Corruption is more pervasive in government contracts (primarily in procurement and public works), taxation, and real estate registration than in private sector deals. It is widely believed that investors routinely pay bribes to win government contracts, which are often awarded to companies close to powerful politicians. The MoF has implemented reforms aimed at enhancing transparency and fighting corruption including requiring taxpayers to file exclusively through mail and to pay through banks or Liban Post. In 2007, an automated document tracking system for taxpayers’ inquiries was implemented and a 24/7 call center was launched, as well as a service enabling taxpayers to handle the Built Property Tax transactions through Liban Post.
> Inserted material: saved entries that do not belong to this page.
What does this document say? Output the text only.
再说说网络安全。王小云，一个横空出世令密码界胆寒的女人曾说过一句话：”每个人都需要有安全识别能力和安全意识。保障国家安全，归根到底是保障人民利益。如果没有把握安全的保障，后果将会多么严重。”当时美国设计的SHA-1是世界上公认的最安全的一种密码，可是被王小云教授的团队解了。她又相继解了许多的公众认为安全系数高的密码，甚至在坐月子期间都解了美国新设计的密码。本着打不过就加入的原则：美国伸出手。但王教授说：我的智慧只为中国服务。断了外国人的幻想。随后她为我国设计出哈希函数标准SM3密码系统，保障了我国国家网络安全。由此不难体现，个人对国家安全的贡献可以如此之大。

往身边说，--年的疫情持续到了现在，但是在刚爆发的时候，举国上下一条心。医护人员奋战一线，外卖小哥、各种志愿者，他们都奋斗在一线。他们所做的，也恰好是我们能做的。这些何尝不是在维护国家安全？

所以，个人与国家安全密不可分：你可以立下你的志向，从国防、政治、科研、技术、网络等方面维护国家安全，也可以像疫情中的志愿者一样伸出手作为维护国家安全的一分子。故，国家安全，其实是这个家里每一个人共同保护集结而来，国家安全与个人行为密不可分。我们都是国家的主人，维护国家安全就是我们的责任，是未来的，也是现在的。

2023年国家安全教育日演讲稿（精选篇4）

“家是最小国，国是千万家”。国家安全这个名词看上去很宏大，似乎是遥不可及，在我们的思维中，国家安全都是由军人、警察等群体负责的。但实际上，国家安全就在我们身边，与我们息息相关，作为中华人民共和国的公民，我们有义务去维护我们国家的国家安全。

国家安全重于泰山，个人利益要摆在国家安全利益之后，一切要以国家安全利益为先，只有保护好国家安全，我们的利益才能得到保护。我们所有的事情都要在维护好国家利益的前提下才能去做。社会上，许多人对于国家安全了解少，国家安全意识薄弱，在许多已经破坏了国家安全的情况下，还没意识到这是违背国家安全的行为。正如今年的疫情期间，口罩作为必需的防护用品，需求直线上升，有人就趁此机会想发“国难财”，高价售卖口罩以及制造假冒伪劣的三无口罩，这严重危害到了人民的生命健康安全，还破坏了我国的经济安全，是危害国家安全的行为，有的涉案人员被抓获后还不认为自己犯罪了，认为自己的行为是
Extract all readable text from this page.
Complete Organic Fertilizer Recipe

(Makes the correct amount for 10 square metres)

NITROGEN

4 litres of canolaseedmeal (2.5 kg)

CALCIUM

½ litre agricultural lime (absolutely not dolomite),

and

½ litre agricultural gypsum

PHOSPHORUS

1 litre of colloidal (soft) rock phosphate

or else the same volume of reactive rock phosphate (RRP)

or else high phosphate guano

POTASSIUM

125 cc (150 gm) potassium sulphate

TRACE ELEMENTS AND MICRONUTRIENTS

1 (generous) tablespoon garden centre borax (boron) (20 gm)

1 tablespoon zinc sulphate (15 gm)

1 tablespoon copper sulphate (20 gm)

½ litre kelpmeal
In 2008, the Tax Procedures Code was ratified, unifying tax procedures, specifying deadlines for tax transactions and defining taxpayers’ rights and obligations.
The MoF launched a portal in 2010, providing access to economic, financial and fiscal information. E-registration and e-filing were launched but are yet to be implemented. The MoF also initiated the development and distribution of the tax calendar in order to increase taxpayers’ awareness of their rights and obligations. In 2011, the Revenues and VAT Directorates were merged at the MoF and the collection function was transferred to the regional tax offices. In August 2012, the MoF launched the Built Property Tax online service on its portal enabling inquiries for due Built Property Tax. Also, starting September 2012, taxpayers were able to register to the e-services through the MoF portal. These services are expected to decrease corruption in the tax sector.
On the customs front, and to ensure trade facilitation, transparency, and security, remote filing of manifests and declarations was introduced in 2011. A new version of the ASYCUDA WORLD software (Automated System for Customs Data) was implemented to fill the gaps of the previous version. Transit trade applications can also be now filled online. Work has begun for Lebanon’s Industrial Research Institute to submit its certificate of conformity online to further facilitate trade procedures Customs also established an Intelligence Unit to detect counterfeiting and fraudulent operations. Nonetheless, there were press reports in 2012 of corruption and bribery in the operations of Lebanese Customs at major facilities such as the Port of Beirut. Members of the business community reported that bribery was sometimes the only way to avoid lengthy and expensive delays in the processing of imported products at the ports. Lebanese Customs hopes to implement e-payment of customs operations in the near future, a step that many hope will help combat corruption.